Alvin Lucier exemplifies what it means to lose oneself in a boundless, immeasurable, space through means of replication. “I Am Sitting In a Room” pushes you off balance and makes you feel like you are in front of a three paneled bathroom mirror, when you angle two of the mirrors so that the image of your face reflects against its reflections and your visage becomes infinite.
He starts by talking to us, the unidentified listener, telling us what he is doing. He is sitting in a room, producing a recording of his voice which he then re-records and replays, 32 times. He claims he did not create this to prove a physical fact, but to smooth out any irregularities in his voice.
The question is raised: what is the significance of replication, and when does a replicated artifact lose its original quality and become an entirely new artifact?
Listening to “I Am Sitting in a Room” gives you the same feeling that you get when you remember that pi goes on forever, 3.141592653589793238462… or when you attempt to wrap your head around the fact that the universe is expanding at an accelerating rate.

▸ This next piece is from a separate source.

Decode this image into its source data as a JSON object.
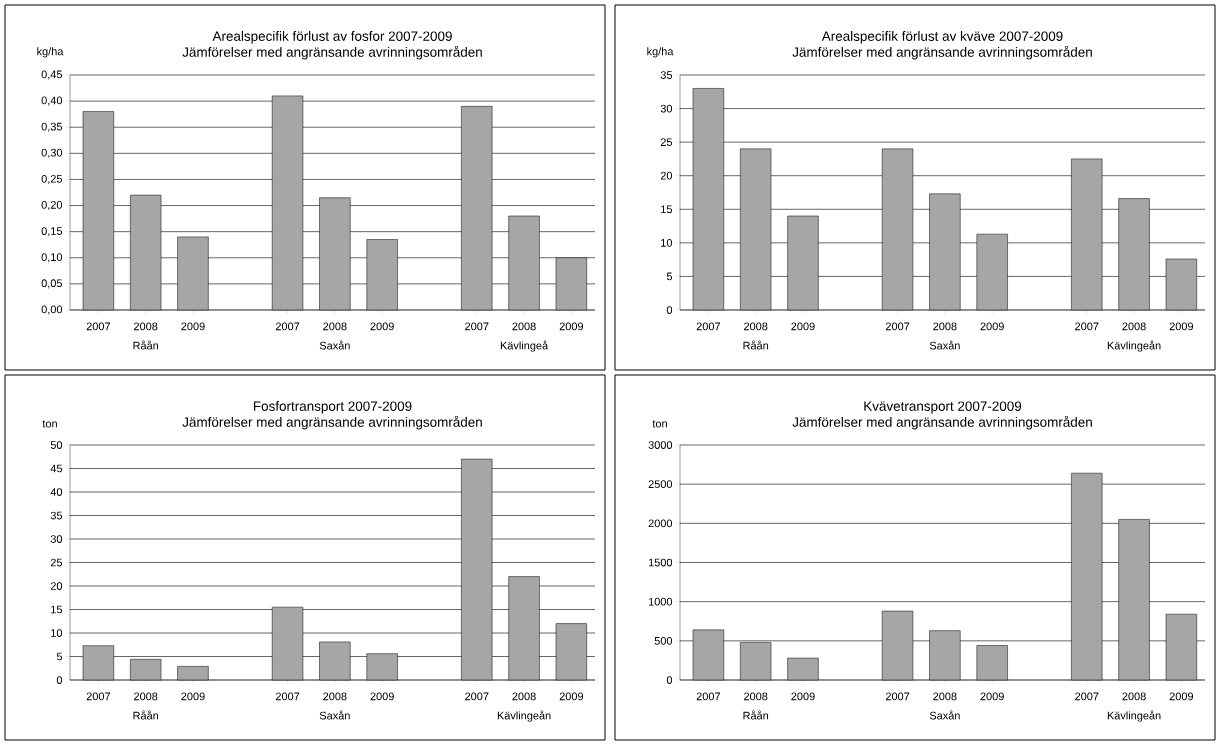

You are simultaneously compelled and terrified by the illusion of replication, of infinity.
After 5 or 6 re-re-re-re-re recordings, his voice is inaudible and no longer human. You could map out the notes on a musical score. You are now listening to something resembles a malfunctioning microphone in an auditorium of faceless listeners, like an eerie, boring nightmare. You are listening to the sounds of a child playing with an electronic keyboard, tuneless, rhythmless. That, or a drunk person playing the accordion.
The piece that was once a clear, monotonous speech has been replicated into scattered tonalities separated by consonants echoing themselves over a silently screeching hum. His voice is lost, he is lost. We belong to the record button now.